FARGO-Your favorite sushi restaurant might be getting inspected more often at the start of the year. Kitchens that prepare meals for vulnerable populations will see extra check-ups, too.
They're both among the businesses to be inspected more often under a new tiered food licensing structure recently approved by the city.
Fargo Cass Public Health will move away from the one-size-fits-all system of twice-yearly inspections for food-related businesses to a risk-based structure, where some will be inspected more often and some less often.
Starting Jan. 1, businesses will be designated as a 1, 2 or 3 on the food tier and licensed and inspected accordingly.
Environmental health director Grant Larson said tier 1 businesses, including some coffee shops and convenience stores that simply heat food in a microwave, will be inspected a minimum of once a year.
Tier 2 businesses-a sub shop, for example-will see a minimum of two inspections.
Tier 3 establishments include full-service restaurants that are cooking raw meats and having to heat and cool foods to certain temperatures in a timely manner. They also include those serving a highly susceptible or group-setting population, like hospitals, nursing homes and the county jail. Inspectors will stop in to those places at least three times a year.
"It makes the most sense, based on science," Larson said.
Inspectors already use a risk-based model in deciding how often to check food-service operations in Moorhead and Clay County. Under Minnesota law, each establishment must be inspected at least once every 12, 18 or 24 months, depending on whether the facility is categorized as high-risk, medium-risk or low-risk.
Larson said the new licensing structure in Fargo and Cass County is based on "inherent risk," but that doesn't mean eating at a tier 3 food establishment is risky.
"It's just saying the complexity of their food operation is what drives the tier," Larson said. "It's based on the type of food and the processes."
The change comes on recommendation by the U.S. Food and Drug Administration, through the North Dakota Department of Health, with an aim of reducing the number of foodborne illnesses. The U.S. Centers for Disease Control and Prevention says approximately 48 million people get sick, 128,000 are hospitalized and 3,000 die of foodborne diseases each year.
Larson said letters were sent out recently to approximately 850 food establishments in Fargo and West Fargo listing the new tier definitions and fees. Some fees will go up, others might go down.
Mary Rustad, who oversees dining services at Bethany Retirement Living on South University Drive, said she's known about the new licensing structure for almost a year now, and it doesn't mean any real change for her operation.

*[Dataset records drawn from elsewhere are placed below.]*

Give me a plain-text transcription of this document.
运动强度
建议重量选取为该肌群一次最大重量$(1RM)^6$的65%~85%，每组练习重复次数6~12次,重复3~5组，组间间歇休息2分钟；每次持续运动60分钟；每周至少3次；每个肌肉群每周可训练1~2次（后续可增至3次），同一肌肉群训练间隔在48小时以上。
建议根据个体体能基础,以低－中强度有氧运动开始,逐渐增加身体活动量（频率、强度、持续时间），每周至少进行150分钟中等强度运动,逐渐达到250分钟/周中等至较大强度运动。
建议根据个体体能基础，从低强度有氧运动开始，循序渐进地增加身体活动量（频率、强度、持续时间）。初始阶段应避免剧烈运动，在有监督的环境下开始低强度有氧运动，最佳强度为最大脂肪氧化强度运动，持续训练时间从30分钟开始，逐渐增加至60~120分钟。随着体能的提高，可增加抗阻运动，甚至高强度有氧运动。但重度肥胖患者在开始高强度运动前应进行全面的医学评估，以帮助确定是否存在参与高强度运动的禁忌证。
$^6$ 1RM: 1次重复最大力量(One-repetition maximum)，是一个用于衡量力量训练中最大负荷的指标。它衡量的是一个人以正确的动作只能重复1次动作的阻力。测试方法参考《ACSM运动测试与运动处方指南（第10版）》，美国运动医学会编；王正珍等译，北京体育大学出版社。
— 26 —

"We're well aware we serve a vulnerable population," Rustad said. "We're used to having people come in and look at our practices."
Keng Dechawuth, who owns and operates several restaurants in the region, including Wasabi Sushi and Asian Grill in downtown Fargo, is also already accustomed to more frequent inspections.
Dechawuth said he has no problem with the new categories as long as people understand why sushi and other restaurants are on a different risk scale.
"We don't want to misguide customers and say Wasabi's not safe," Dechawuth said. "Those that cook fresh and prepare fresh get checked more often."
Larson said they're not singling out sushi places. Other processes will see more scrutiny, such as a business that smokes meats and vacuum seals them, and a business that makes huge volumes of soup, whose employees have to know how to cool it properly and serve it throughout the week.
Fargo Cass Public Health employs seven full-time environmental health inspectors and a part-timer, who license and inspect businesses that deal in food, body art, child care, swimming pools, tanning beds and other regulated industries.
Larson said no additional inspectors will be needed to implement the new health licensing structure.